We started the day with the 2 1/2 hour drive from Asnelles to Mont St. Michel.  I had been there a couple of times before but not for a very long time.  Gosh, has it changed!  Okay, not the site itself which is a protected UNESCO World Heritage Site but how you get to it.  The last time I was there, there was a big parking lot on the causeway linking the place to the mainland.  I guess with the number of visitors that go there now, that had to change.  So, there are now something like 11 huge parking lots alternatively dedicated to either cars or buses quite a ways from the original causeway.  Then, to get there you have the option of walking (my GPS said that would take about 45 minutes), use the free shuttle which comes regularly, or pay 6 Euros one way in a horse-drawn wagon.  We opted for the shuttle (navette) which was still a 5 or more minute walk from where our car was parked in Lot 7.  I can't imagine what this is like in the summer time.  








Mont St. Michel and its Bay have been designated a UNESCO World Heritage Site.  From the website this is the info:


Perched on a rocky islet in the midst of vast sandbanks exposed to powerful tides between Normandy and Brittany stand the 'Wonder of the West', a Gothic-style Benedictine abbey dedicated to the archangel St Michael, and the village that grew up in the shadow of its great walls. Built between the 11th and 16th centuries, the abbey is a technical and artistic tour de force, having had to adapt to the problems posed by this unique natural site.


I had overheard a tour guide in Arromanches say that the only thing you need to think about Mont St. Michel is that when you are there, you can't take a photo of it.  He explained it is the same thing at the Eiffel Tower.  True but kind of obvious - not sure if he was encouraging his "charges" to visit or not.  So, in spite of the new arrival arrangements, we got off the shuttle, walked to the entrance and went into the village through the medieval gates up the narrow and crowded street toward the abbey at the top.  We didn't get far; I was hungry so we stopped at a restaurant with a view over the ramparts over the bay so I could have a crepe sucre citron.  The soup that my sister ordered was lovely - and warming.  





However, then the "heavens opened" and we were caught in a rainstorm.  We gave up on seeing much more and hurried back to the shuttle but that was a good walk and by the time we got there, we were both soaked.  Not fun!  Then, of course, after being dropped at the shuttle stop, we still had at least a km to walk to our car.  That, literally and figuratively, put a damper on our visit here.

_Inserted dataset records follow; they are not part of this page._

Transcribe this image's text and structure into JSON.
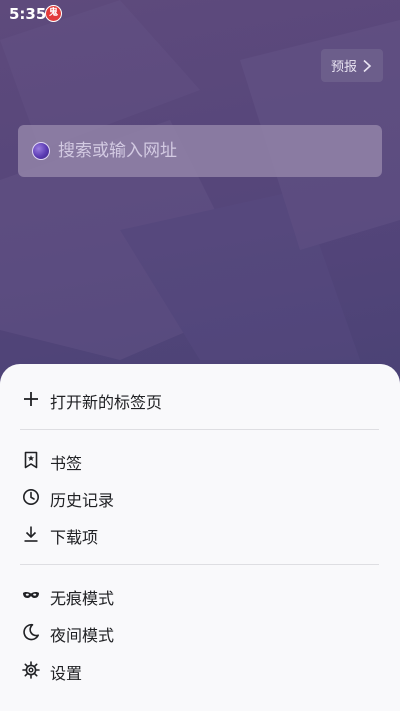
{
  "status_bar": {
    "time": "5:35",
    "notification_badge": "鬼"
  },
  "header": {
    "forecast_label": "预报"
  },
  "search": {
    "placeholder": "搜索或输入网址"
  },
  "menu": {
    "groups": [
      {
        "items": [
          {
            "label": "打开新的标签页",
            "icon": "plus-icon"
          }
        ]
      },
      {
        "items": [
          {
            "label": "书签",
            "icon": "bookmark-star-icon"
          },
          {
            "label": "历史记录",
            "icon": "clock-icon"
          },
          {
            "label": "下载项",
            "icon": "download-icon"
          }
        ]
      },
      {
        "items": [
          {
            "label": "无痕模式",
            "icon": "incognito-mask-icon"
          },
          {
            "label": "夜间模式",
            "icon": "moon-icon"
          },
          {
            "label": "设置",
            "icon": "gear-icon"
          }
        ]
      }
    ]
  },
  "colors": {
    "background_top": "#5e4a7c",
    "background_bottom": "#3f3c6c",
    "sheet_background": "#f9f9fb",
    "text_primary": "#202124",
    "badge_red": "#e23b3b"
  }
}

Then, we were off again.  My friends from Victoria have a home here (actually, a manoir) just south of Nantes.  We had asked them if we could spend the night there for a change of scenery - or almost everything.  They said yes so we were off again for a 1 1/2 hour drive south through a bit of Brittany toward Nantes and then about 20 km south of there to the tiny village of Maisdon-Sur-Sevre.  It was lovely to visit them for so many reasons - first, to see friends and show my sister their home (it was my third visit there), a French manor, rather than hotels and a little beach house.  Second, we saw a lot of the countryside as we drove there - the landscape in Normandy is lovely.  And, of course, to spend some time with friends.  




In the wine cellar - around 600 bottles there!
Sampling this year's Muscadet



We had a great evening but, unfortunately, it was only for one night before we had to get back on our itinerary and head for Reims.  That wasn't that bad though as the famous champagne houses of that city awaited!